Didn't really think about how many services do this: AWS' ELB, any serverless service, Heroku and other PaaS services, etc.
Even a plain VM is easily observable for whoever is hosting it. At the end of the day you have to either trust your service providers or do it yourself, whether that's securing your network infrastructure or emptying the trash can next to your desk.
With let's encrypt SSL certs are free and easier to use than ever.
>: Cloudflare now implements Privacy Pass which means Tor users mostly don't see captchas anymore.
Yeah, at the expense of deanomymizing them and only if they install your addon in their web browser!
Yes, you're missing the whole cryptographic underpinnings of Privacy Pass which make it impossible to de-anonymize the user. I know, it sounds like impossible magic at first, but read the papers -- it actually works.

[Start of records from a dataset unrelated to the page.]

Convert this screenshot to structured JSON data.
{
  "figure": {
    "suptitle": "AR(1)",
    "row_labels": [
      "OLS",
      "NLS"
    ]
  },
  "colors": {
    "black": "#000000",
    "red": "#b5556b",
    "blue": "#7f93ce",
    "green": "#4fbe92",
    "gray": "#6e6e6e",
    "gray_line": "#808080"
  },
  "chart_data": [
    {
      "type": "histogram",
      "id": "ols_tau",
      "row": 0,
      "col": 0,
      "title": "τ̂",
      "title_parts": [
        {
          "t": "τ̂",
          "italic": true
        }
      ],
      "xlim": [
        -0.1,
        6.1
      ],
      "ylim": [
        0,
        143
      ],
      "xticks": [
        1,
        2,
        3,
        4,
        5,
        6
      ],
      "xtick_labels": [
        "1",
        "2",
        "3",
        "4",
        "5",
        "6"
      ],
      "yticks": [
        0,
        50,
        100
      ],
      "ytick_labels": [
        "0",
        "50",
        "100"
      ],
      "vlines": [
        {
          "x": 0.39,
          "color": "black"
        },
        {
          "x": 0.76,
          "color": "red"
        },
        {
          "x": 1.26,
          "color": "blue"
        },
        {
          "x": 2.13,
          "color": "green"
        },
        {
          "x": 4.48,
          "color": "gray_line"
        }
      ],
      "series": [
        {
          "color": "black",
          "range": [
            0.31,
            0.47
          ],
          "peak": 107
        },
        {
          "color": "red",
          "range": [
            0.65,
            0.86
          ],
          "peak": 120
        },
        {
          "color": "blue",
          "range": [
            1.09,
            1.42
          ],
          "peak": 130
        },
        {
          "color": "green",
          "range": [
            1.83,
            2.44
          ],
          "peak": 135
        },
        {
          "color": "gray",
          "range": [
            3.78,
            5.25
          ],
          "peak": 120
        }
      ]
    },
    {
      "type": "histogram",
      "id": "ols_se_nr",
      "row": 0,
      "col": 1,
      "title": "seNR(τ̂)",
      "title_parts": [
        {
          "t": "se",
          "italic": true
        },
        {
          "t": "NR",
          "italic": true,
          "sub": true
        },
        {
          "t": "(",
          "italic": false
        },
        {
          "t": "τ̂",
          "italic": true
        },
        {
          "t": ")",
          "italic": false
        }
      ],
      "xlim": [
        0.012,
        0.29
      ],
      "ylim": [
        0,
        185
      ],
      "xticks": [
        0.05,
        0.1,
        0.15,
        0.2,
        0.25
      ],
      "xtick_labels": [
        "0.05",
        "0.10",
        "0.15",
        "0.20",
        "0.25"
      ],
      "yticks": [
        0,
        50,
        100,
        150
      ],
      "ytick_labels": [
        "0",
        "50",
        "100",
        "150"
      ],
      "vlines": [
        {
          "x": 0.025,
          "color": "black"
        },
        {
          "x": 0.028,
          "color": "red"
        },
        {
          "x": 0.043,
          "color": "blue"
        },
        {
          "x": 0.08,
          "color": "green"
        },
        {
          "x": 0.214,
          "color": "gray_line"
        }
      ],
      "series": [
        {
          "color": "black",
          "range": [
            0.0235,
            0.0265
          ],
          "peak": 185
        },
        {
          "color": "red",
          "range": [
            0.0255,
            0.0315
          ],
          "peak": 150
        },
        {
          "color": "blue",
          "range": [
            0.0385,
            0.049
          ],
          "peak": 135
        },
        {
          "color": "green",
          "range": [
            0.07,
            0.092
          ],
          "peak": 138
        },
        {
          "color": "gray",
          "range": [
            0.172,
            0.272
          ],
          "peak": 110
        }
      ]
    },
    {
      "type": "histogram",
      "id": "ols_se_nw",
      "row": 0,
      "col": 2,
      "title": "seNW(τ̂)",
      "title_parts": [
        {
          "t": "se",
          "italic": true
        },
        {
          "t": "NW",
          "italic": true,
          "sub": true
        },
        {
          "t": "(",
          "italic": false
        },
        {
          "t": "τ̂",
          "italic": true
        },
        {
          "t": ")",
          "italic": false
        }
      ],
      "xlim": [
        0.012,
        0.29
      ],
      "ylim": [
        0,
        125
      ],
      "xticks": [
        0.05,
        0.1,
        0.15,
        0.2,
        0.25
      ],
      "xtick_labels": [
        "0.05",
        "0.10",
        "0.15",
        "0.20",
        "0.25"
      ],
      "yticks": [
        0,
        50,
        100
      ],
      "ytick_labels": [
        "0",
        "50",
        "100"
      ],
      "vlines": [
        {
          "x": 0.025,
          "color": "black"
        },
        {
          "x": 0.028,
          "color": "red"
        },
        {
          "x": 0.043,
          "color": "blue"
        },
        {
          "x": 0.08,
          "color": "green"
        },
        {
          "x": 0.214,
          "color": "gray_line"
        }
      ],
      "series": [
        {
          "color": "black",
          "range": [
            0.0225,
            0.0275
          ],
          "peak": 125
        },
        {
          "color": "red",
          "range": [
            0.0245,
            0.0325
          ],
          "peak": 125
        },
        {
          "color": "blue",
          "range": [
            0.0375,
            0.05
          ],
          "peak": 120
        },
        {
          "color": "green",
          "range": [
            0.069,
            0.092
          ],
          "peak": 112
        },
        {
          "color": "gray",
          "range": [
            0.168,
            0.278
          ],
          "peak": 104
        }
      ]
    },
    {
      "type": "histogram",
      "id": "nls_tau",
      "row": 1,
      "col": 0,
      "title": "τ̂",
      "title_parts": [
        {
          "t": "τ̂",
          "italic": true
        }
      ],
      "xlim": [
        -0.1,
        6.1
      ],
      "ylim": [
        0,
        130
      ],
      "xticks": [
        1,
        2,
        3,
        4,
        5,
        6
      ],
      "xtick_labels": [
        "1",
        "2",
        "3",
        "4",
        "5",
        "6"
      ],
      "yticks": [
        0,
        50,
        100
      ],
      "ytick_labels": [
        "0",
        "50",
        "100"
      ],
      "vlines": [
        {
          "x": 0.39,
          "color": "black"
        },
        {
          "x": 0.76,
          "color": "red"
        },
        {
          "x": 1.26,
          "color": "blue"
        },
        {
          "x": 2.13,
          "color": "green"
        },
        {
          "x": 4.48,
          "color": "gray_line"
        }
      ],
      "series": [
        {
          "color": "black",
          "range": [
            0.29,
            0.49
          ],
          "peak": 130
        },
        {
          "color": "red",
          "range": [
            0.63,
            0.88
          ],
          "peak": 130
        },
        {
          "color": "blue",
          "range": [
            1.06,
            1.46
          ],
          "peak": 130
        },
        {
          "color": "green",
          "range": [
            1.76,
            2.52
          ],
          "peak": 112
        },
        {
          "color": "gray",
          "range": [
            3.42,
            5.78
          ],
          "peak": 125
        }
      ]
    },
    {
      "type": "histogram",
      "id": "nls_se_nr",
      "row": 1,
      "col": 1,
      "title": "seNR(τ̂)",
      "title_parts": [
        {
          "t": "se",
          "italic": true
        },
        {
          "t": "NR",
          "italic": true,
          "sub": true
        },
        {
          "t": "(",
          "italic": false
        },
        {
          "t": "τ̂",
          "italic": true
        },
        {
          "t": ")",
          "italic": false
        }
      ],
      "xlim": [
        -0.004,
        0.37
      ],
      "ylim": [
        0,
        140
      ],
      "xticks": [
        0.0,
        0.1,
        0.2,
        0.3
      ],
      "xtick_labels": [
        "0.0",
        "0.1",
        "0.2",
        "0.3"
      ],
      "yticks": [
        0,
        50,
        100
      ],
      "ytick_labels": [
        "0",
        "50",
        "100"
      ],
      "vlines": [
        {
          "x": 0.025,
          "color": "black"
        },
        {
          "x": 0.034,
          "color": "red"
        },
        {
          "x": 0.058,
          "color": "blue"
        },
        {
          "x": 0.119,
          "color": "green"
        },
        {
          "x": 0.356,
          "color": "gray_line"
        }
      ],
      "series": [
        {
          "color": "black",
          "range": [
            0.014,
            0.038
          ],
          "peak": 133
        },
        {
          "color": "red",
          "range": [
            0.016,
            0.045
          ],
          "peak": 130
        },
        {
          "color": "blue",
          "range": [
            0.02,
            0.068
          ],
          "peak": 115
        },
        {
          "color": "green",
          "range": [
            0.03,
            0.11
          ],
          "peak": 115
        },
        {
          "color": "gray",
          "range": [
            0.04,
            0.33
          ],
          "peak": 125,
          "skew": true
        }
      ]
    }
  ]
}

By different users do you mean that it demonstrates to the server that multiple instances of the plugin are behind the same Tor circuit? If it's using different tokens, I don't think the server gets to learn that; it could be multiple instances of the plugin accessing 30 pages each, or one instance accessing 60 pages.
No, you don't. You proxy their traffic and encrypt it on the way out, undermining the security of the Web by creating a single point of failure that you've proven unable to defend.
That's, at least, a massively better position on censorship than many other web companies, like Google, who explicitly believes they should remove websites they don't like from the Internet.
If you want to rag on Cloudflare as a shabby internet citizen, ask why they provide DDoS protection services while also hosting most DDoS-for-hire sites: https://www.google.com/search?q=booter
If you have a problem with specific orders of our government, the correct avenue of upset is with them, or, should they be unwilling to change their position, by voting.